We connect donors to learning resources and ways to support community-led solutions. Learn more about us.
Giving Compass' Take:
• Food Tank highlights an inspiration story about a woman and her urban farm who is committed to pulling carbon out of the air and storing it in soil to fight climate change while also expressing how meditative and therapeutic gardening can be.
• How can more urban farmers share best practices within indoor farming?
• To learn more about growing urban agriculture, click here.
Imagine you’re new to a community. But it is plagued by poverty, conflict, and oppression. Parts of your neighborhood are covered in trash, and abandoned homes are a common sight. There are no grocery stores or places to buy healthy food. But you’re an entrepreneur, and you come from a long line of farmers and land stewards. You and your family endeavor to bring hope to this new community, and to your own lives, by regenerating the land around your new home—by growing food.
This is just part of Aja Yasir’s story, a snapshot of where she is today as she fights for her urban farm. She can follow her agricultural roots way back. “My family has never skipped a generation of growing food. Unfortunately, many black people in this country can trace their family lineage to enslaved ancestors,” says Yasir. “But my grandparents grew food in Mississippi, and my parents grew up seeing that. When my family fled from violence, discrimination, and the Klan in Mississippi during the second great migration, they came to Chicago and planted again. And here I am, planting with my daughter and son in Gary, Indiana. This is just a huge part of who I am.”

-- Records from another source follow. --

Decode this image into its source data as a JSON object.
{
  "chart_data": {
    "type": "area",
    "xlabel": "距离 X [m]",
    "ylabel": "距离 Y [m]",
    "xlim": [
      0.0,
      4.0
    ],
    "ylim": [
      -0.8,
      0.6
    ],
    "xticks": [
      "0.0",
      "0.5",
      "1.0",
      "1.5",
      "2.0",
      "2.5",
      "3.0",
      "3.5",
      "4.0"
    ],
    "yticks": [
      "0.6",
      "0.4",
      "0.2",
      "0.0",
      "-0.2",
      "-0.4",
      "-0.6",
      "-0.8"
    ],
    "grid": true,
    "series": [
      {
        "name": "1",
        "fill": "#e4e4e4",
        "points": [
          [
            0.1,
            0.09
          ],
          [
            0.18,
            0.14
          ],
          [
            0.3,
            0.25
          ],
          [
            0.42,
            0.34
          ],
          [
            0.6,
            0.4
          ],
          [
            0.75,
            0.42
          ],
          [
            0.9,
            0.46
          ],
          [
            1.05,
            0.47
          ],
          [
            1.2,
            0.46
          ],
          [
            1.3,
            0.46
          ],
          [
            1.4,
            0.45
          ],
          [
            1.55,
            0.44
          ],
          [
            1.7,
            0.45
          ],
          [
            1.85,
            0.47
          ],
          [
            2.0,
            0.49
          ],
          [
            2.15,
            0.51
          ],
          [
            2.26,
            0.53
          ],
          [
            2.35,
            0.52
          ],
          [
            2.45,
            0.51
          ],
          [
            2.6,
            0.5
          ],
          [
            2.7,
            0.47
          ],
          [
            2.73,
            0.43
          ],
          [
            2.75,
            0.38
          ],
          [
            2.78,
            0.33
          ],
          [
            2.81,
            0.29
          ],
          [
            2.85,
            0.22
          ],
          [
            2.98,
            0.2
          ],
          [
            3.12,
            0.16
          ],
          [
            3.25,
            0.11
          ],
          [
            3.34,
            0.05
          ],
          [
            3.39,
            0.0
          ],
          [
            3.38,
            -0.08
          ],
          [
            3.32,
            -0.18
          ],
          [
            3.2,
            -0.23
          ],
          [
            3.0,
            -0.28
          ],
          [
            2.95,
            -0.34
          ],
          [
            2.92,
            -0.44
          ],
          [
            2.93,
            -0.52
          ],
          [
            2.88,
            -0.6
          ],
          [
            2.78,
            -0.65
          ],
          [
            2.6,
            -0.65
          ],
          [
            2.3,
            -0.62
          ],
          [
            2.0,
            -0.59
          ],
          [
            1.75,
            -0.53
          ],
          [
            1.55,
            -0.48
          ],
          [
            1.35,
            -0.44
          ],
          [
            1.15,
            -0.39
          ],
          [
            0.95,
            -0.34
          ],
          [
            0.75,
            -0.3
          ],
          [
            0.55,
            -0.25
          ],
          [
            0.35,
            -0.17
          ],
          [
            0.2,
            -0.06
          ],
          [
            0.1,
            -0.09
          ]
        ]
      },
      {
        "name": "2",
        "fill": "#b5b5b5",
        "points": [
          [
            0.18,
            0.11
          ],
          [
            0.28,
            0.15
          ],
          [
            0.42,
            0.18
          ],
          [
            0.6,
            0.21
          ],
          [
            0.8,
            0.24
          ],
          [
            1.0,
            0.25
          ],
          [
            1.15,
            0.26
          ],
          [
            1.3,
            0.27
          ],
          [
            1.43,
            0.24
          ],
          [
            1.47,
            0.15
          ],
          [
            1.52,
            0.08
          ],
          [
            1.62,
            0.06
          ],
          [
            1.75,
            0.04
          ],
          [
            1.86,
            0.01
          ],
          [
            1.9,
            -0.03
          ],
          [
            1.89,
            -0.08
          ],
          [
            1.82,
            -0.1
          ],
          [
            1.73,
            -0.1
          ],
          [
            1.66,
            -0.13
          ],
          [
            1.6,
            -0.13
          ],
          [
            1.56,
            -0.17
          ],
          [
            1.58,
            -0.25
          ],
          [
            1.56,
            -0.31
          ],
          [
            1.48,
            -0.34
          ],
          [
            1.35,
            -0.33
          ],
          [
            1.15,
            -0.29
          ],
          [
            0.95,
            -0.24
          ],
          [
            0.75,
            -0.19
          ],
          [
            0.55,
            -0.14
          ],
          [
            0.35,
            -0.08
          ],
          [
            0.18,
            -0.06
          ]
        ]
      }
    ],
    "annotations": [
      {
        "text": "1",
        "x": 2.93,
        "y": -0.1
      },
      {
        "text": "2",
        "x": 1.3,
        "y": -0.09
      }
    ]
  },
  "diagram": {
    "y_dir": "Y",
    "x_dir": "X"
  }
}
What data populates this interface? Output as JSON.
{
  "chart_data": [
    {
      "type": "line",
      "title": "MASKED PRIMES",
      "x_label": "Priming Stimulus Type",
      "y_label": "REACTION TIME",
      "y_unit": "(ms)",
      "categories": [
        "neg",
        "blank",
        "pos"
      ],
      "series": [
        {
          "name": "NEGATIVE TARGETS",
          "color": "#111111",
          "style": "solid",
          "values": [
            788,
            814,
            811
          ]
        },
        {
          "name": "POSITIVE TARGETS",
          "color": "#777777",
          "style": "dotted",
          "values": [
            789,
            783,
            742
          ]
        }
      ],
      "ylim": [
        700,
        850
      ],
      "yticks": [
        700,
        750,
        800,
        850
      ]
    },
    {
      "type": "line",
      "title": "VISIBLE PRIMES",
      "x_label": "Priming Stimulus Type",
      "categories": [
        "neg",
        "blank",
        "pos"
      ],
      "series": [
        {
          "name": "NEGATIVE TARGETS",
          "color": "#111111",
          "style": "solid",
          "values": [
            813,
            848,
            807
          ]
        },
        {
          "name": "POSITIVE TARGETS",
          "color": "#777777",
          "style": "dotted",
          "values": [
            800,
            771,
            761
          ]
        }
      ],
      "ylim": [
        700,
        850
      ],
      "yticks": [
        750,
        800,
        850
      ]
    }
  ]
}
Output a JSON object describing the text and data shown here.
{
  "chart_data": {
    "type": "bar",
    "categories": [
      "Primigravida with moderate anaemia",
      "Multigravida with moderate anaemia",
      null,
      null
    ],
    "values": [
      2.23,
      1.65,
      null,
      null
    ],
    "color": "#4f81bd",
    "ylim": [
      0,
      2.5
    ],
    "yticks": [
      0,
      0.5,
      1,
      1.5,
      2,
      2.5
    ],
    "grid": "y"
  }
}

For Yasir, growing food in urban spaces was never unusual. When she moved from Homewood, Illinois to Gary, she brought this with her. She and her husband purchased a home that was zoned residential and agricultural and quickly went to work. While her neighbors had green lawns, Yasir slowly converted hers to a regenerative urban farm. She protected and built the soil with woodchips, compost, and mineral-rich seaweed that she harvested herself from the canoe launch near her home. She planted food and medicine, watering it from rain collected on her property.